Senior HPC Performance Engineer

at Nvidia
📍 World
📍 Germany
PLN 221,200-507,000 per year
SENIOR
✅ Remote

Used Tools & Technologies

AI

Required Skills & Competences

Ansible @ 3 Docker @ 3 Kubernetes @ 3 Python @ 6 TensorFlow @ 4 Communication @ 4 Networking @ 4 Parallel Programming @ 6 Debugging @ 4 System Architecture @ 4 PyTorch @ 4 CUDA @ 3 GPU @ 4 Deep Learning @ 4 InfiniBand @ 4 NCCL @ 4 Slurm @ 3 HPC @ 4 NVLink @ 4

Details

NVIDIA is leading the way in groundbreaking developments in Artificial Intelligence, High Performance Computing and Visualization.
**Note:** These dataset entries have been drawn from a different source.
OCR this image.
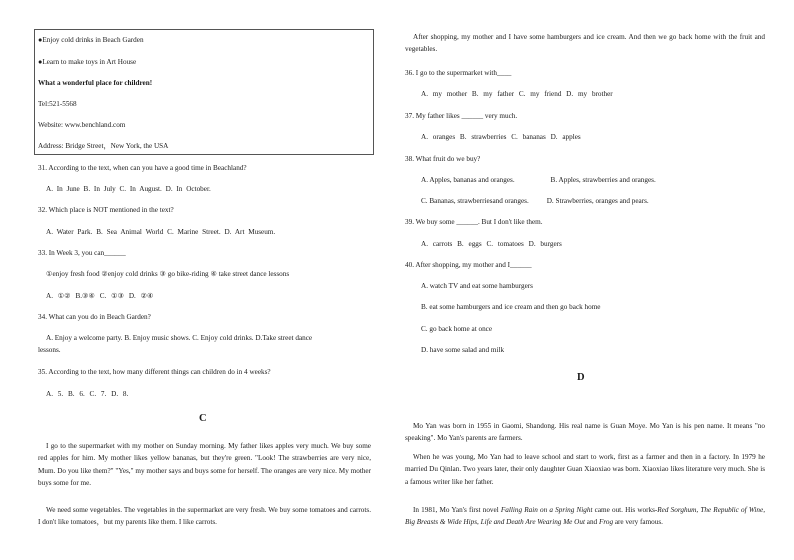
●Enjoy cold drinks in Beach Garden
●Learn to make toys in Art House
What a wonderful place for children!
Tel:521-5568
Website: www.benchland.com
Address: Bridge Street，New York, the USA
31. According to the text, when can you have a good time in Beachland?
A. In June B. In July C. In August. D. In October.
32. Which place is NOT mentioned in the text?
A. Water Park. B. Sea Animal World C. Marine Street. D. Art Museum.
33. In Week 3, you can______
①enjoy fresh food ②enjoy cold drinks ③ go bike-riding ④ take street dance lessons
A. ①② B.③④ C. ①③ D. ②④
34. What can you do in Beach Garden?
A. Enjoy a welcome party. B. Enjoy music shows. C. Enjoy cold drinks. D.Take street dance
lessons.
35. According to the text, how many different things can children do in 4 weeks?
A. 5. B. 6. C. 7. D. 8.
C
I go to the supermarket with my mother on Sunday morning. My father likes apples very much. We buy some red apples for him. My mother likes yellow bananas, but they're green. "Look! The strawberries are very nice, Mum. Do you like them?" "Yes," my mother says and buys some for herself. The oranges are very nice. My mother buys some for me.
We need some vegetables. The vegetables in the supermarket are very fresh. We buy some tomatoes and carrots. I don't like tomatoes，but my parents like them. I like carrots.
After shopping, my mother and I have some hamburgers and ice cream. And then we go back home with the fruit and vegetables.
36. I go to the supermarket with____
A. my mother B. my father C. my friend D. my brother
37. My father likes ______ very much.
A. oranges B. strawberries C. bananas D. apples
38. What fruit do we buy?
A. Apples, bananas and oranges.                    B. Apples, strawberries and oranges.
C. Bananas, strawberriesand oranges.          D. Strawberries, oranges and pears.
39. We buy some ______. But I don't like them.
A. carrots B. eggs C. tomatoes D. burgers
40. After shopping, my mother and I______
A. watch TV and eat some hamburgers
B. eat some hamburgers and ice cream and then go back home
C. go back home at once
D. have some salad and milk
D
Mo Yan was born in 1955 in Gaomi, Shandong. His real name is Guan Moye. Mo Yan is his pen name. It means "no speaking". Mo Yan's parents are farmers.
When he was young, Mo Yan had to leave school and start to work, first as a farmer and then in a factory. In 1979 he married Du Qinlan. Two years later, their only daughter Guan Xiaoxiao was born. Xiaoxiao likes literature very much. She is a famous writer like her father.
In 1981, Mo Yan's first novel Falling Rain on a Spring Night came out. His works-Red Sorghum, The Republic of Wine, Big Breasts & Wide Hips, Life and Death Are Wearing Me Out and Frog are very famous.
The GPU, our invention, serves as the visual cortex of modern computers and is at the heart of our products and services. Our work opens up new universes to explore, enables amazing creativity and discovery, and powers what were once science fiction inventions from artificial intelligence to autonomous cars.

Come work for the team that brought to you NCCL, NVSHMEM & GPUDirect. Our GPU communication libraries are crucial for scaling Deep Learning and HPC applications. We are looking for a motivated Performance Engineer to influence the roadmap of our communication libraries. The DL and HPC applications of today have a huge compute demand and run on scales which go up to tens of thousands of GPUs. The GPUs are connected with high-speed interconnects (eg. NVLink, PCIe) within a node and with high-speed networking (eg. InfiniBand, Ethernet) across the nodes. Communication performance between the GPUs has a direct impact on the end-to-end application performance; and the stakes are even higher at huge scales.

Responsibilities

  • Conduct in-depth performance characterization and analysis on large multi-GPU and multi-node clusters.
  • Study the interaction of our libraries with all HW (GPU, CPU, Networking) and SW components in the stack.
  • Evaluate proof-of-concepts and conduct trade-off analysis when multiple solutions are available.
  • Triage and root-cause performance issues reported by customers.
  • Collect large volumes of performance data; build tools and infrastructure to visualize and analyze the information.
  • Collaborate with a dynamic team across multiple time zones.

Requirements

  • M.S. (or equivalent experience) or Ph.D. in Computer Science or related field with relevant performance engineering and HPC experience.
  • 3+ years of experience with parallel programming and at least one communication runtime (MPI, NCCL, UCX, NVSHMEM).
  • Experience conducting performance benchmarking and triage on large-scale HPC clusters.
  • Good understanding of computer system architecture, HW–SW interactions and operating systems principles (systems software fundamentals).
  • Ability to implement micro-benchmarks in C/C++ and read/modify code when required.
  • Ability to debug performance issues across the entire HW/SW stack. Proficient in a scripting language, preferably Python.
  • Familiarity with containers, cloud provisioning and scheduling tools (Kubernetes, SLURM, Ansible, Docker).
  • Adaptability and passion to learn new areas and tools. Flexibility to work and communicate effectively across different teams and timezones.

Ways to stand out

  • Practical experience with InfiniBand/Ethernet networks in areas like RDMA, topologies, congestion control.
  • Experience debugging network issues in large-scale deployments.
  • Familiarity with CUDA programming and/or GPUs.
  • Experience with Deep Learning frameworks such as PyTorch or TensorFlow.

Compensation

Your base salary will be determined based on your location, experience, and the pay of employees in similar positions. For Poland: The base salary range is 221,250 PLN - 383,500 PLN for Level 3, and 292,500 PLN - 507,000 PLN for Level 4.

Other

Location: Germany and Remote. Employment type: Full time. Start date listed: 2026-01-09.

NVIDIA is an equal opportunity employer committed to diversity and inclusion and offers competitive salaries and an extensive benefits package.